The sister ship of a cruise liner once linked to one in eight coronavirus cases in NSW has docked in the state, with passengers disembarking while crew members isolate from a COVID-19 outbreak on board.
The Coral Princess docked at Eden on NSW’s south coast on Tuesday afternoon and about 800 passengers went ashore after recording negative results on rapid antigen tests.
Crew are not allowed to disembark following a coronavirus outbreak that has mainly infected staff on board.
The ship is due to arrive in Sydney on Wednesday morning and it will remain docked for a day before returning to its home port in Brisbane.
Queensland Chief Health Officer John Gerrard said on Tuesday there were 118 cases confirmed on board the ship, 114 of them in crew. Some 24 infected passengers disembarked in Brisbane earlier this week.
NSW health officials are liaising with the Coral Princess to monitor the health of crew and passengers while the ship is in local waters.
“While a small number of passengers have been diagnosed with COVID-19 since boarding the Coral Princess, their infections were most likely acquired prior to boarding and they subsequently tested positive,” NSW Health said in a statement.
The ship was assessed as having an “amber” COVID-19 risk level, the second highest level.
A Princess Cruises spokesman said positive cases were detected in crew members through regular surveillance testing in line with protocols introduced when the cruise industry resumed operating in May.
Further cases were detected in a recent full screening.
NSW Premier Dominic Perrottet said on Tuesday he had received advice about the ship’s journey but the situation was still developing.
Queensland Deputy Premier Steven Miles said the outbreak may deter some people from cruise holidays, but governments had been clear about how COVID-19 was being managed in the community.
“The health response now is quite different to what it was at other stages of the pandemic,” he told reporters on Tuesday.
The Coral Princess was the first cruise ship to make Brisbane’s International Cruise Terminal its home port last month.

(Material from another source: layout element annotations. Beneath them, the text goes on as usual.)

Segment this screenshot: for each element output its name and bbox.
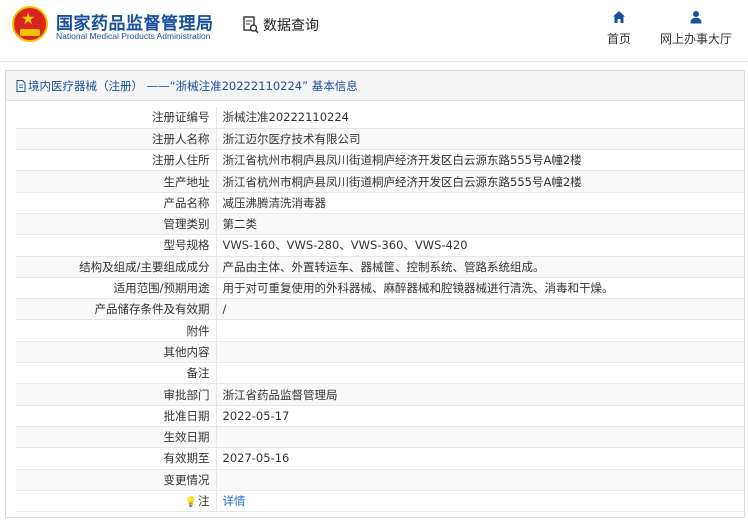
table-row: 产品储存条件及有效期 /	[16, 298, 744, 321]
field-label: 附件	[16, 319, 216, 342]
field-value: 2022-05-17	[215, 405, 744, 427]
panel-title-bar: 境内医疗器械（注册） ——“浙械注准20222110224” 基本信息	[6, 71, 744, 101]
table-row: 有效期至 2027-05-16	[16, 447, 744, 470]
site-logo-subtitle: National Medical Products Administration	[56, 31, 211, 41]
field-label: 产品储存条件及有效期	[16, 298, 216, 321]
field-value: 产品由主体、外置转运车、器械筐、控制系统、管路系统组成。	[215, 256, 744, 278]
field-value: 用于对可重复使用的外科器械、麻醉器械和腔镜器械进行清洗、消毒和干燥。	[215, 277, 744, 300]
note-label-cell: 💡注	[16, 490, 216, 513]
table-row: 附件	[16, 319, 744, 342]
device-info-table: 注册证编号 浙械注准20222110224 注册人名称 浙江迈尔医疗技术有限公司 注册人…	[16, 107, 744, 513]
note-label: 注	[198, 493, 210, 508]
table-row: 备注	[16, 362, 744, 385]
table-row: 管理类别 第二类	[16, 213, 744, 236]
field-value	[215, 362, 744, 385]
document-icon	[16, 79, 26, 92]
field-label: 产品名称	[16, 192, 216, 214]
field-label: 其他内容	[16, 341, 216, 364]
table-row-note: 💡注 详情	[16, 490, 744, 513]
table-row: 注册人住所 浙江省杭州市桐庐县凤川街道桐庐经济开发区白云源东路555号A幢2楼	[16, 149, 744, 172]
field-value: 浙江迈尔医疗技术有限公司	[215, 128, 744, 151]
user-icon	[690, 11, 702, 24]
field-value: 浙江省药品监督管理局	[215, 383, 744, 406]
table-row: 结构及组成/主要组成成分 产品由主体、外置转运车、器械筐、控制系统、管路系统组成。	[16, 256, 744, 278]
table-row: 注册人名称 浙江迈尔医疗技术有限公司	[16, 128, 744, 151]
field-label: 注册证编号	[16, 107, 216, 129]
document-search-icon	[243, 16, 259, 34]
table-row: 生产地址 浙江省杭州市桐庐县凤川街道桐庐经济开发区白云源东路555号A幢2楼	[16, 170, 744, 193]
field-label: 管理类别	[16, 213, 216, 236]
field-value: 2027-05-16	[215, 447, 744, 470]
nav-online-service-hall-label: 网上办事大厅	[659, 32, 732, 46]
field-label: 注册人住所	[16, 149, 216, 172]
field-label: 备注	[16, 362, 216, 385]
field-value: 减压沸腾清洗消毒器	[215, 192, 744, 214]
device-info-panel: 境内医疗器械（注册） ——“浙械注准20222110224” 基本信息 注册证编…	[5, 70, 745, 518]
field-value: VWS-160、VWS-280、VWS-360、VWS-420	[215, 234, 744, 257]
field-label: 批准日期	[16, 405, 216, 427]
field-value	[215, 469, 744, 491]
field-label: 有效期至	[16, 447, 216, 470]
table-row: 审批部门 浙江省药品监督管理局	[16, 383, 744, 406]
table-row: 批准日期 2022-05-17	[16, 405, 744, 427]
field-label: 变更情况	[16, 469, 216, 491]
field-label: 生产地址	[16, 170, 216, 193]
panel-title: 境内医疗器械（注册） ——“浙械注准20222110224” 基本信息	[28, 78, 358, 93]
field-value: 浙械注准20222110224	[215, 107, 744, 129]
nav-home[interactable]: 首页	[604, 10, 634, 47]
nav-home-label: 首页	[606, 32, 631, 46]
table-row: 适用范围/预期用途 用于对可重复使用的外科器械、麻醉器械和腔镜器械进行清洗、消毒和…	[16, 277, 744, 300]
field-value: /	[215, 298, 744, 321]
field-value	[215, 319, 744, 342]
field-label: 注册人名称	[16, 128, 216, 151]
field-value: 第二类	[215, 213, 744, 236]
data-query-label: 数据查询	[263, 18, 319, 34]
home-icon	[613, 11, 625, 23]
field-value	[215, 341, 744, 364]
field-value	[215, 426, 744, 449]
field-value: 浙江省杭州市桐庐县凤川街道桐庐经济开发区白云源东路555号A幢2楼	[215, 170, 744, 193]
field-label: 结构及组成/主要组成成分	[16, 256, 216, 278]
table-row: 变更情况	[16, 469, 744, 491]
field-label: 审批部门	[16, 383, 216, 406]
table-row: 型号规格 VWS-160、VWS-280、VWS-360、VWS-420	[16, 234, 744, 257]
field-label: 适用范围/预期用途	[16, 277, 216, 300]
bulb-icon: 💡	[184, 496, 197, 508]
field-value: 浙江省杭州市桐庐县凤川街道桐庐经济开发区白云源东路555号A幢2楼	[215, 149, 744, 172]
table-row: 产品名称 减压沸腾清洗消毒器	[16, 192, 744, 214]
table-row: 生效日期	[16, 426, 744, 449]
site-header: ★ 国家药品监督管理局 National Medical Products Ad…	[0, 0, 748, 62]
field-label: 型号规格	[16, 234, 216, 257]
nav-online-service-hall[interactable]: 网上办事大厅	[656, 10, 736, 47]
details-link[interactable]: 详情	[223, 494, 246, 508]
table-row: 注册证编号 浙械注准20222110224	[16, 107, 744, 129]
field-label: 生效日期	[16, 426, 216, 449]
data-query-link[interactable]: 数据查询	[243, 14, 319, 36]
note-value-cell: 详情	[215, 490, 744, 513]
table-row: 其他内容	[16, 341, 744, 364]
national-emblem-icon[interactable]: ★	[12, 6, 48, 42]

At the beginning of the pandemic in March 2020, another Princess cruise ship, the Ruby Princess, was briefly linked to one in eight NSW coronavirus cases.
The Coral Princess entered NSW waters as the state revised the COVID-19 reinfection period to one-third of its previous length.
People who have been infected with COVID-19 will now need to re-test if they experience symptoms 28 or more days after they exit isolation.
That period is down from 12 weeks following advice from the Australian Health Protection Principal Committee after the emergence of the Omicron BA.4 and BA.5 sub-variants, which are circulating widely in NSW.
NSW Chief Health Officer Kerry Chant said the immunity-evading variants meant reinfection with the virus was possible only weeks after a prior infection.
Additional booster shots are available for people aged 30 and over ahead of an expected peak in cases throughout winter.
Dr Chant recommended people at high risk of serious infection speak to their doctor about accessing antiviral medications, which can reduce the severity of COVID-19.
“Antivirals work best when taken at the beginning of a COVID infection, so it is really important that if you are at high risk, you plan ahead,” she said.